C’est dire en effet que les complicité étaient bien installées en effet jusque dans la Curie romaine, aveuglée ou séduite. Le diable sait y faire pour se déguiser en ange de lumière. Mais je ne confonds pas la Curie romaine avec la Sainte Église, la personne et le personnel de l’Église, même s’il y a un lien entre les deux.
Dans ma communauté, nous avons un ancien de la légion. Il y est entré, attiré par un idéal de sainteté. Et il y a passé des années en faisant du bien, persuadé que l’œuvre était bonne. Il a été trompé comme les autres, cela lui a pris des années pour s’en rendre compte, et des années pour s’en remettre. Il ne dit pas qu’on a eu tort de ne pas dissoudre cette communauté, ni qu’on a eu raison de la conserver. Simplement, que l’avenir le dira.
Pouvait-on nier tout cet idéal de sainteté authentique qui animait une immense partie de cette communauté ? Certes, un poison a été semé, et il faudra du temps pour l’en guérir. Peut-être est-ce une tâche impossible ? Mais peut-être est-ce désespérer de la grâce de croire que l’on est tombé tellement bas que même Dieu ne peut pas nous sauver.

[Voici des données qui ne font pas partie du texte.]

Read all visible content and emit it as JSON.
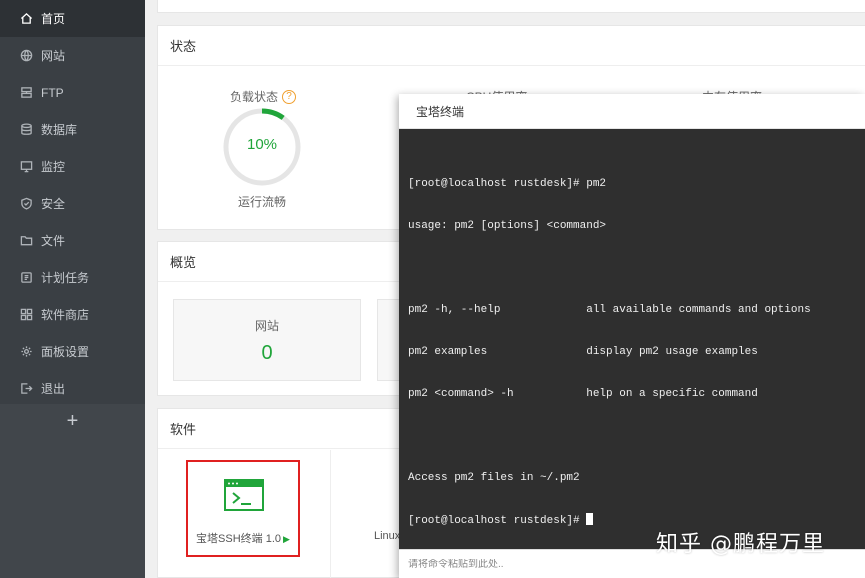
{
  "sidebar": {
    "items": [
      {
        "label": "首页",
        "icon": "home-icon"
      },
      {
        "label": "网站",
        "icon": "globe-icon"
      },
      {
        "label": "FTP",
        "icon": "ftp-icon"
      },
      {
        "label": "数据库",
        "icon": "database-icon"
      },
      {
        "label": "监控",
        "icon": "monitor-icon"
      },
      {
        "label": "安全",
        "icon": "shield-icon"
      },
      {
        "label": "文件",
        "icon": "folder-icon"
      },
      {
        "label": "计划任务",
        "icon": "clock-icon"
      },
      {
        "label": "软件商店",
        "icon": "apps-icon"
      },
      {
        "label": "面板设置",
        "icon": "gear-icon"
      },
      {
        "label": "退出",
        "icon": "logout-icon"
      }
    ],
    "add_label": "+"
  },
  "status": {
    "title": "状态",
    "load_label": "负载状态",
    "load_value": "10%",
    "load_percent": 10,
    "load_caption": "运行流畅",
    "cpu_label": "CPU使用率",
    "mem_label": "内存使用率"
  },
  "overview": {
    "title": "概览",
    "site_label": "网站",
    "site_value": "0"
  },
  "software": {
    "title": "软件",
    "ssh_name": "宝塔SSH终端 1.0",
    "play_glyph": "▶",
    "linux_label": "Linux"
  },
  "terminal": {
    "title": "宝塔终端",
    "lines": [
      "[root@localhost rustdesk]# pm2",
      "usage: pm2 [options] <command>",
      "",
      "pm2 -h, --help             all available commands and options",
      "pm2 examples               display pm2 usage examples",
      "pm2 <command> -h           help on a specific command",
      "",
      "Access pm2 files in ~/.pm2",
      "[root@localhost rustdesk]# "
    ],
    "input_placeholder": "请将命令粘贴到此处.."
  },
  "watermark": "知乎 @鹏程万里",
  "colors": {
    "accent": "#20a53a",
    "sidebar_bg": "#3a3f44",
    "terminal_bg": "#2f2f2f",
    "highlight_border": "#e02020"
  }
}
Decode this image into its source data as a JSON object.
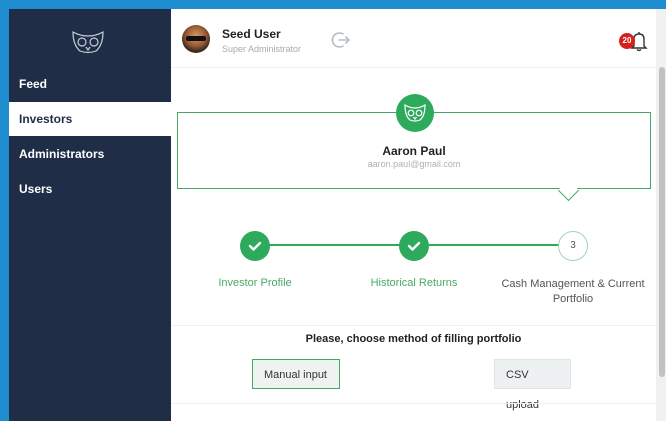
{
  "sidebar": {
    "logo_icon": "owl-icon",
    "items": [
      {
        "label": "Feed",
        "active": false
      },
      {
        "label": "Investors",
        "active": true
      },
      {
        "label": "Administrators",
        "active": false
      },
      {
        "label": "Users",
        "active": false
      }
    ]
  },
  "header": {
    "user_name": "Seed User",
    "user_role": "Super Administrator",
    "notification_count": "20",
    "logout_icon": "logout-icon",
    "bell_icon": "bell-icon"
  },
  "investor": {
    "name": "Aaron Paul",
    "email": "aaron.paul@gmail.com"
  },
  "steps": [
    {
      "label": "Investor Profile",
      "status": "done"
    },
    {
      "label": "Historical Returns",
      "status": "done"
    },
    {
      "label": "Cash Management & Current Portfolio",
      "number": "3",
      "status": "current"
    }
  ],
  "method": {
    "title": "Please, choose method of filling portfolio",
    "manual_label": "Manual input",
    "csv_label": "CSV upload"
  },
  "colors": {
    "sidebar_bg": "#1f2d47",
    "accent_green": "#2eaa5c",
    "badge_red": "#d6201f",
    "frame_blue": "#1f8ed0"
  }
}
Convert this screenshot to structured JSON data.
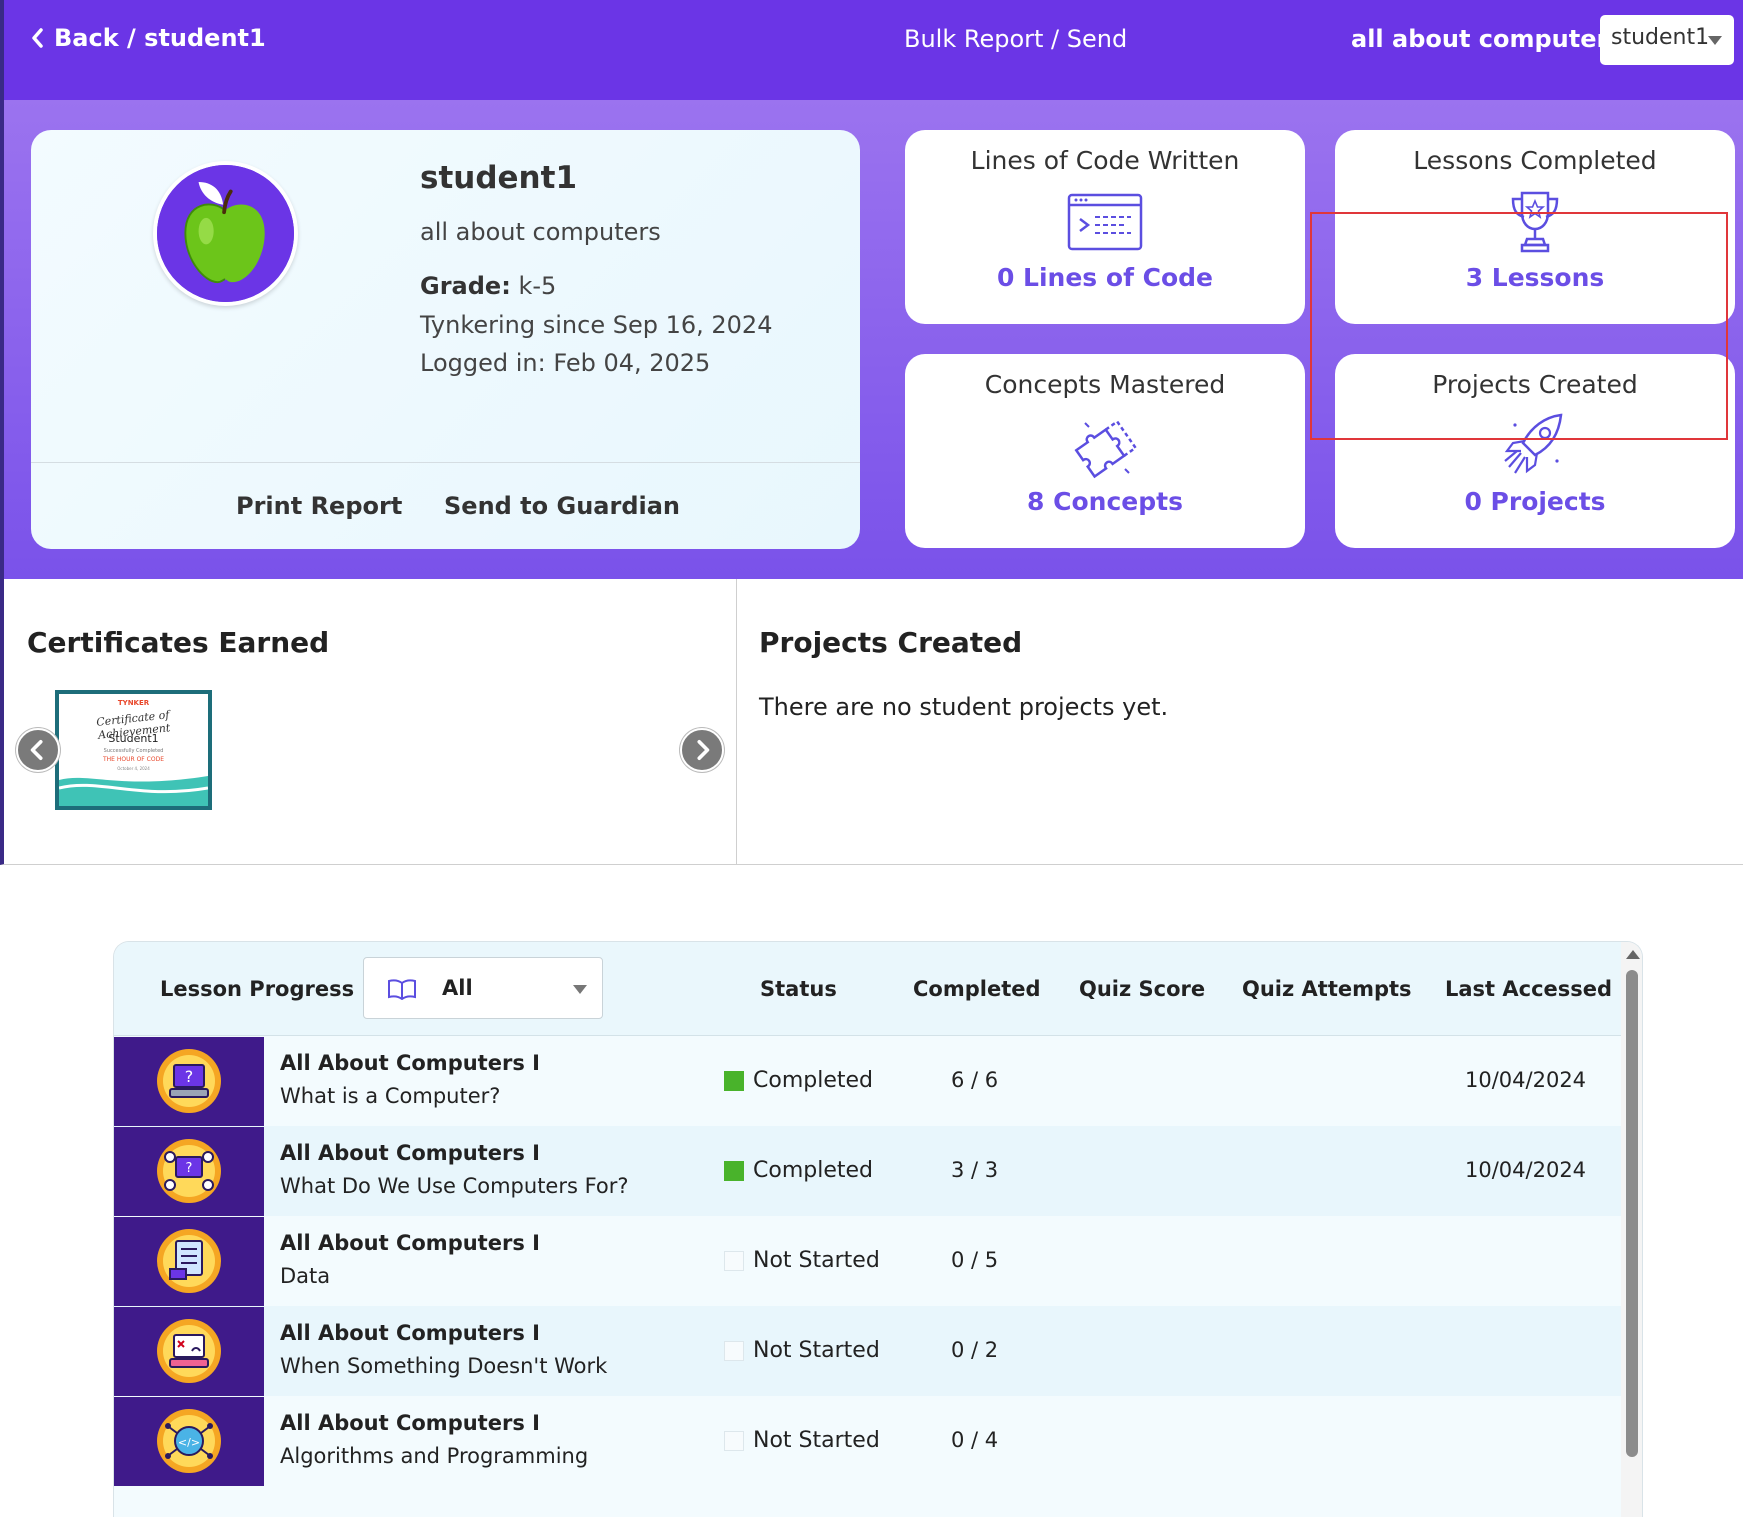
{
  "topbar": {
    "back_label": "Back / student1",
    "center_title": "Bulk Report / Send",
    "school_name": "all about computers",
    "student_select": "student1"
  },
  "profile": {
    "name": "student1",
    "school": "all about computers",
    "grade_label": "Grade:",
    "grade_value": "k-5",
    "since": "Tynkering since Sep 16, 2024",
    "logged_in": "Logged in: Feb 04, 2025",
    "print_label": "Print Report",
    "send_label": "Send to Guardian"
  },
  "stats": [
    {
      "title": "Lines of Code Written",
      "value": "0 Lines of Code",
      "icon": "code-window-icon"
    },
    {
      "title": "Lessons Completed",
      "value": "3 Lessons",
      "icon": "trophy-icon"
    },
    {
      "title": "Concepts Mastered",
      "value": "8 Concepts",
      "icon": "puzzle-icon"
    },
    {
      "title": "Projects Created",
      "value": "0 Projects",
      "icon": "rocket-icon"
    }
  ],
  "certificates": {
    "title": "Certificates Earned",
    "items": [
      {
        "brand": "TYNKER",
        "title": "Certificate of Achievement",
        "name": "Student1",
        "subtitle": "Successfully Completed",
        "event": "THE HOUR OF CODE",
        "date": "October 4, 2024"
      }
    ]
  },
  "projects": {
    "title": "Projects Created",
    "empty_text": "There are no student projects yet."
  },
  "lessons": {
    "header": {
      "progress_label": "Lesson Progress",
      "filter_value": "All",
      "status": "Status",
      "completed": "Completed",
      "quiz_score": "Quiz Score",
      "quiz_attempts": "Quiz Attempts",
      "last_accessed": "Last Accessed"
    },
    "rows": [
      {
        "course": "All About Computers I",
        "lesson": "What is a Computer?",
        "status": "Completed",
        "completed": "6 / 6",
        "last_accessed": "10/04/2024"
      },
      {
        "course": "All About Computers I",
        "lesson": "What Do We Use Computers For?",
        "status": "Completed",
        "completed": "3 / 3",
        "last_accessed": "10/04/2024"
      },
      {
        "course": "All About Computers I",
        "lesson": "Data",
        "status": "Not Started",
        "completed": "0 / 5",
        "last_accessed": ""
      },
      {
        "course": "All About Computers I",
        "lesson": "When Something Doesn't Work",
        "status": "Not Started",
        "completed": "0 / 2",
        "last_accessed": ""
      },
      {
        "course": "All About Computers I",
        "lesson": "Algorithms and Programming",
        "status": "Not Started",
        "completed": "0 / 4",
        "last_accessed": ""
      }
    ]
  },
  "colors": {
    "brand_purple": "#6b35e6",
    "stat_value": "#6b4ee6",
    "completed_green": "#49b32b",
    "highlight_red": "#e0363a"
  }
}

Certes beaucoup d’œuvres et d’actions n’avaient que l’apparence du bien, et n’étaient là que pour faire du chiffre, persuader d’une œuvre bonne. Mais pouvez vous dire cela d’absolument tous les membres de la communauté ? C’est faire peu de cas de tous ceux qui y sont entrés pour s’y sanctifier, et on sincèrement voulu et cru faire le bien pendant tant d’années. Ce serait aussi une grave injustice. Ce serait vraiment jeter le bon grain avec l’ivraie.
Lorsque du bien est fait en vue d’un mal, la fin ne justifiant pas les moyens, c’est tout l’acte qui est mauvais. Mais qui est mauvais pour celui qui pose cet acte, pas nécessairement pour les intermédiaires. Si je vais à la pharmacie pour acheter un médicament qui va sauver une vie, c’est un acte bon. Mais si j’utilise ce même médicament pour empoisonner quelqu’un, c’est un acte mauvais. Un acte mauvais pour moi qui vais l’administer, pas pour le pharmacien qui me l’a procuré.
Dans une œuvre d’ensemble, même si le fondateur a fondé une communauté dans un but pervers, il reste qu’un certain bien a été fait, et que ceux qui l’ont fait sans être complice du mal ont pu faire du bien.
Le mal corrompt tout : oui, à condition de lui ouvrir les portes.